Thankfully they encountered nobody else in the hallways. By the time they left the building Jared was beyond exhaustion. It was only sheer determination and desperation that drove him to put one foot in front of the other.
She led him to a car and helped him into the passenger seat and then he watched as she hurried around the front of the car to the other side.
He liked the way she looked. She was tall and slender with light blond hair she’d pulled back into a low ponytail. He suspected he would have thought her beautiful even if she’d been bald and weighed eight hundred pounds because he knew the beauty of her soul.
She slid behind the steering wheel and a cacophony of voices suddenly resounded in his head, the familiar voices of dangerous men. Close. They were so close and getting closer every minute.
“Please, we have to hurry,” he urged her. “We have to get away from here.”
“I must be out of my mind,” she murmured as she jammed the key into the ignition and started the engine. “Buckle up,” she demanded as she backed out of the parking space and then changed gears and raced for the hospital exit.
He fumbled with the seat belt and finally managed to get it secured around him as she wheeled out of the parking lot and onto a main road.
Within seconds the voices in his head had faded away and the urgency that had filled him since the moment he’d regained consciousness began to ebb.
He was left with an overwhelming exhaustion. It didn’t matter where she took him, at least for now he knew he was safe.
The men who hunted him would find his hospital bed empty and nobody would be able to tell them what had happened to him. If nothing else he’d bought himself some time.
“Where are you taking me?” he asked.
“My house,” she said after a moment’s hesitation. “It’s only about five minutes from here. You can’t be by yourself right now. You shouldn’t even be out of the hospital.” There was more than a little censure in her voice.
“Trust me, the hospital was the last place I needed to be.” He leaned back against the headrest and fought the weariness. What he needed more than anything at the moment was a chance to regain some strength and then he needed to try to contact his twin brother.
“You want to tell me what’s going on?” she asked as she turned down a tree-lined residential street. “How can you know somebody is after you? You’ve been in a coma for the past six months.”
He raised his head and looked at her, wondering how much he should tell her. As little as possible, he decided. “I just know,” he replied and couldn’t help the weary sigh that escaped him.
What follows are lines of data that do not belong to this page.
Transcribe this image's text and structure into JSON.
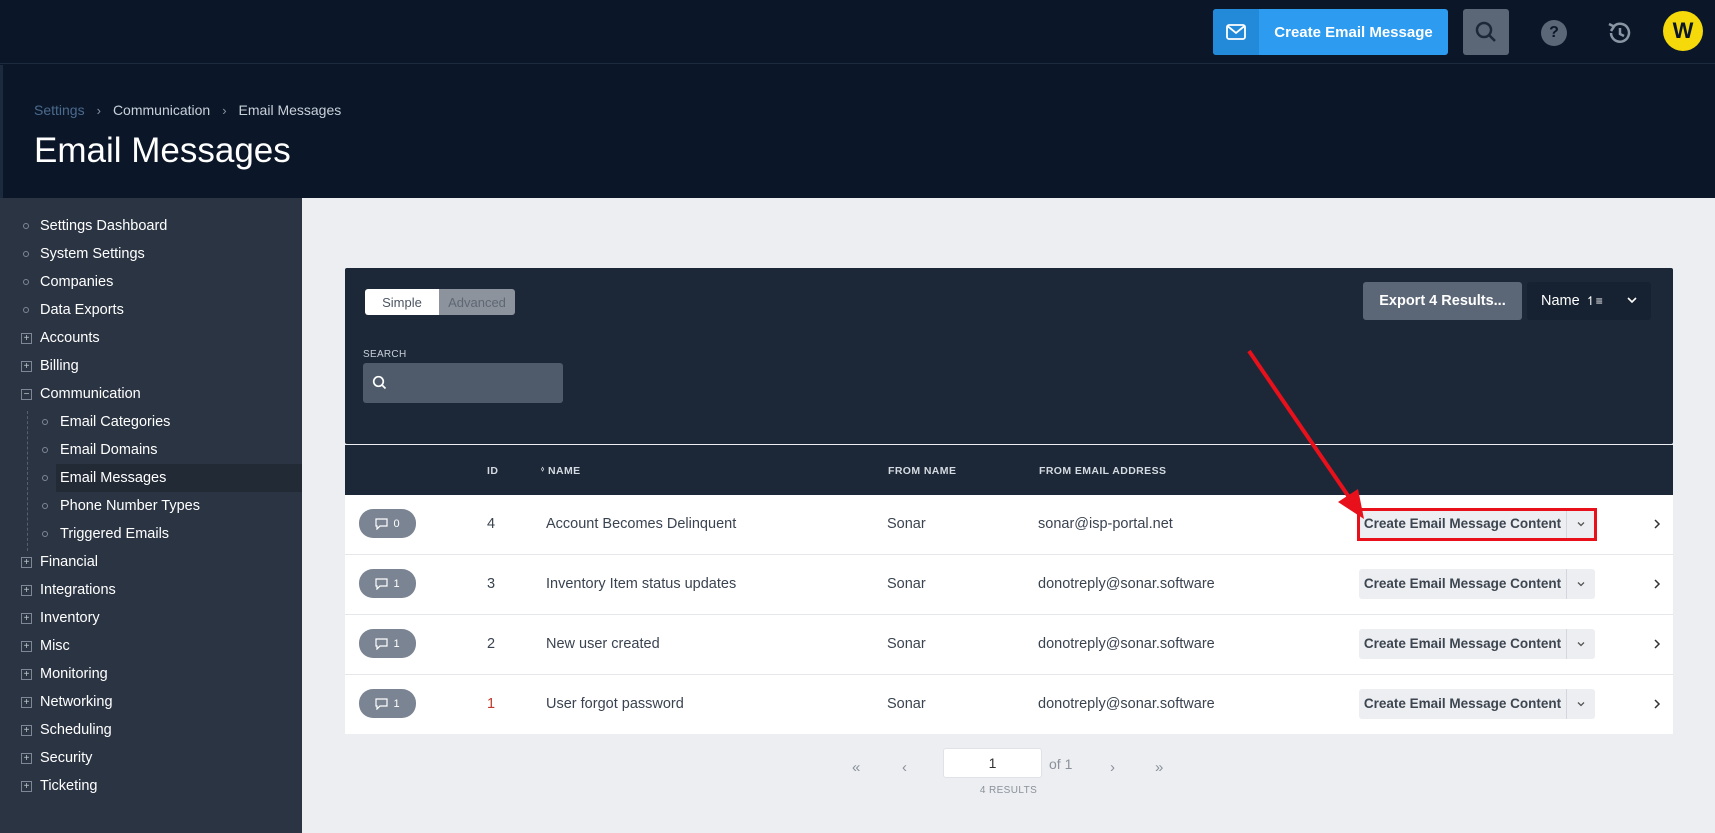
{
  "topbar": {
    "create_label": "Create Email Message",
    "avatar_initial": "W",
    "help_glyph": "?"
  },
  "breadcrumb": {
    "items": [
      "Settings",
      "Communication",
      "Email Messages"
    ],
    "sep": "›"
  },
  "page_title": "Email Messages",
  "sidebar": {
    "items": [
      {
        "label": "Settings Dashboard",
        "kind": "bullet"
      },
      {
        "label": "System Settings",
        "kind": "bullet"
      },
      {
        "label": "Companies",
        "kind": "bullet"
      },
      {
        "label": "Data Exports",
        "kind": "bullet"
      },
      {
        "label": "Accounts",
        "kind": "plus"
      },
      {
        "label": "Billing",
        "kind": "plus"
      },
      {
        "label": "Communication",
        "kind": "minus"
      },
      {
        "label": "Email Categories",
        "kind": "sub"
      },
      {
        "label": "Email Domains",
        "kind": "sub"
      },
      {
        "label": "Email Messages",
        "kind": "sub-active"
      },
      {
        "label": "Phone Number Types",
        "kind": "sub"
      },
      {
        "label": "Triggered Emails",
        "kind": "sub"
      },
      {
        "label": "Financial",
        "kind": "plus"
      },
      {
        "label": "Integrations",
        "kind": "plus"
      },
      {
        "label": "Inventory",
        "kind": "plus"
      },
      {
        "label": "Misc",
        "kind": "plus"
      },
      {
        "label": "Monitoring",
        "kind": "plus"
      },
      {
        "label": "Networking",
        "kind": "plus"
      },
      {
        "label": "Scheduling",
        "kind": "plus"
      },
      {
        "label": "Security",
        "kind": "plus"
      },
      {
        "label": "Ticketing",
        "kind": "plus"
      }
    ]
  },
  "filter": {
    "toggle_simple": "Simple",
    "toggle_advanced": "Advanced",
    "export_label": "Export 4 Results...",
    "sort_label": "Name",
    "sort_icon": "↿≡",
    "search_label": "SEARCH",
    "search_placeholder": ""
  },
  "table": {
    "headers": {
      "id": "ID",
      "name": "NAME",
      "from_name": "FROM NAME",
      "from_email": "FROM EMAIL ADDRESS",
      "sort_mark": "⬨"
    },
    "action_label": "Create Email Message Content",
    "rows": [
      {
        "notes": "0",
        "id": "4",
        "name": "Account Becomes Delinquent",
        "from_name": "Sonar",
        "from_email": "sonar@isp-portal.net"
      },
      {
        "notes": "1",
        "id": "3",
        "name": "Inventory Item status updates",
        "from_name": "Sonar",
        "from_email": "donotreply@sonar.software"
      },
      {
        "notes": "1",
        "id": "2",
        "name": "New user created",
        "from_name": "Sonar",
        "from_email": "donotreply@sonar.software"
      },
      {
        "notes": "1",
        "id": "1",
        "name": "User forgot password",
        "from_name": "Sonar",
        "from_email": "donotreply@sonar.software"
      }
    ]
  },
  "pager": {
    "first": "«",
    "prev": "‹",
    "next": "›",
    "last": "»",
    "page": "1",
    "of": "of 1",
    "results": "4 RESULTS"
  },
  "colors": {
    "accent": "#2d9bf0",
    "annotation": "#e8101a",
    "avatar": "#f5d90a"
  }
}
“You’re exhausted. You have no business being out of bed,” she exclaimed. “And I should have my head examined for having anything to do with all this.”
“There’s nothing wrong with your head,” he replied. “Willa, you just have to trust me.”
“How do you know my name?” She cast him a quick sideways glance and then focused back on the road.
“The same way you know mine. The same way I knew I was in danger. It’s complicated.”
She turned into the driveway of a neat ranch house and with a press of a button the garage door rose. She pulled in to the garage, then unbuckled her seat belt and turned to look at him, the only illumination the light from the garage-door opener in the ceiling of the garage.
“Are you crazy or am I?” she asked softly.
“You’re the most sane person I’ve ever known,” he replied. “Can we get inside?” He was irritated to realize he felt slightly faint.
“Of course.” She got out of the car and hurried around to his door to help him out. Once again he found himself leaning heavily against her as they walked through the door that led into a cheerful kitchen.
“On the sofa,” she commanded as they walked through the kitchen and into the living room. She guided him to the overstuffed navy sofa, where he collapsed.
“Lie down,” she said and went over to a desk where she grabbed a blood pressure cuff. “I want to check your vitals.”
“I’m fine. I just need to get my strength back.” He plucked at the gown he wore. “And I need to get some clothes.”